At least 66 of the dead were recruits, but there were also civilian casualties, officials say. A number of vehicles were destroyed in the blast.
"I was sitting in a van waiting for my colleagues. We were in plain clothes and we were happy we were going to see our families," Ahmad Ali, a wounded paramilitary policeman, told AFP.
"I heard someone shouting 'Allahu Akbar' [God is great] and then I heard a huge blast. I was hit by something in my back shoulder.
Map of Pakistan
"In the meantime, I heard another blast and I jumped out of the van.
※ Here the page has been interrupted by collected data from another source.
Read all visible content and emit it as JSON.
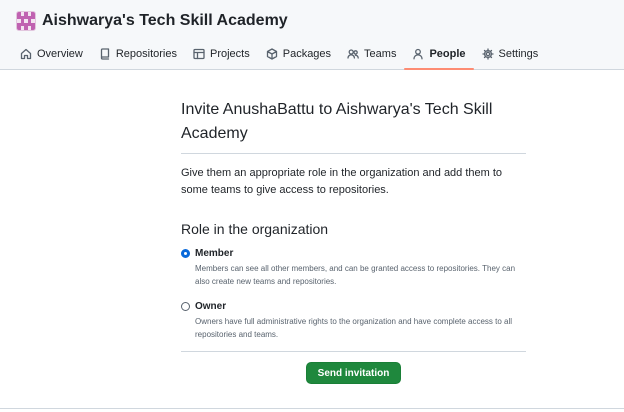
{
  "org": {
    "name": "Aishwarya's Tech Skill Academy"
  },
  "tabs": [
    {
      "label": "Overview",
      "icon": "home-icon"
    },
    {
      "label": "Repositories",
      "icon": "repo-icon"
    },
    {
      "label": "Projects",
      "icon": "table-icon"
    },
    {
      "label": "Packages",
      "icon": "package-icon"
    },
    {
      "label": "Teams",
      "icon": "people-icon"
    },
    {
      "label": "People",
      "icon": "person-icon",
      "active": true
    },
    {
      "label": "Settings",
      "icon": "gear-icon"
    }
  ],
  "invite": {
    "title": "Invite AnushaBattu to Aishwarya's Tech Skill Academy",
    "lead": "Give them an appropriate role in the organization and add them to some teams to give access to repositories.",
    "role_heading": "Role in the organization",
    "roles": [
      {
        "label": "Member",
        "selected": true,
        "description": "Members can see all other members, and can be granted access to repositories. They can also create new teams and repositories."
      },
      {
        "label": "Owner",
        "selected": false,
        "description": "Owners have full administrative rights to the organization and have complete access to all repositories and teams."
      }
    ],
    "submit_label": "Send invitation"
  },
  "colors": {
    "accent": "#0969da",
    "primary_button": "#1f883d",
    "active_tab_underline": "#fd8c73",
    "avatar": "#c062b1"
  }
}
I felt that I was injured and bleeding."
Lady Reading hospital in Peshawar has been inundated with casualties and doctors said they were fighting to save the lives of 40 critically injured cadets.
"It's the first revenge for the martyrdom of... Bin Laden. There will be more," Taliban spokesman Ehsanullah Ehsan told the Reuters news agency by telephone from an undisclosed location.
Shabqadar lies on the border with Afghanistan, about 35km (22 miles) north-west of Peshawar, not far from the militant stronghold of Mohmand.
The BBC's Aleem Maqbool in Islamabad says the security forces have often been the target of such attacks as they fight the Pakistani Taliban across the north-west of the country, but Friday's bombing is the deadliest attack this year.
Eyewitness, Mohammed Zubair, said he was trying to help victims of the first bomb when a second blast hit
He adds that the Pakistani army - which has come under intense scrutiny and criticism over the Bin Laden affair - is likely to point out that this attack is an illustration of the sacrifices it has made in the "war on terror".
'Living dead' After Friday's parliamentary briefing, Pakistan's information minister said Lt Gen Pasha had told MPs he was ready to take responsibility for any criminal failing.
"If any of our responsibility is determined and any gap identified, that our negligence was criminal negligence, and there was an intentional failure, then we are ready to face any consequences," said the minister, Firdous Ashiq Awan, citing the general.
Mr Awan told Express TV that killing Bin Laden had been a shared US-Pakistani goal but the Americans had breached Pakistan's sovereignty by going after him on their own.
Man wounded in bomb attacks in Shabqadar, Charsadda district, north-west Pakistan, is rushed to hospital - 13 May 2011
The spy chief also told parliament Bin Laden had been isolated and "living like a dead man", the minister said.
"We had already killed all his allies and so we had killed him even before he was dead," Mr Awan cited Lt Gen Pasha as saying.
Our correspondent says many politicians and members of the public appear to be less concerned about Bin Laden's presence in Pakistan and more about the way the US was able to carry out its raid without official permission.
The US gives billions of dollars in military and humanitarian aid to Pakistan, but has questioned its reliability as an ally in combating the militants.
In recent years, Taliban militants have killed hundreds of people in bombings and other attacks across Pakistan.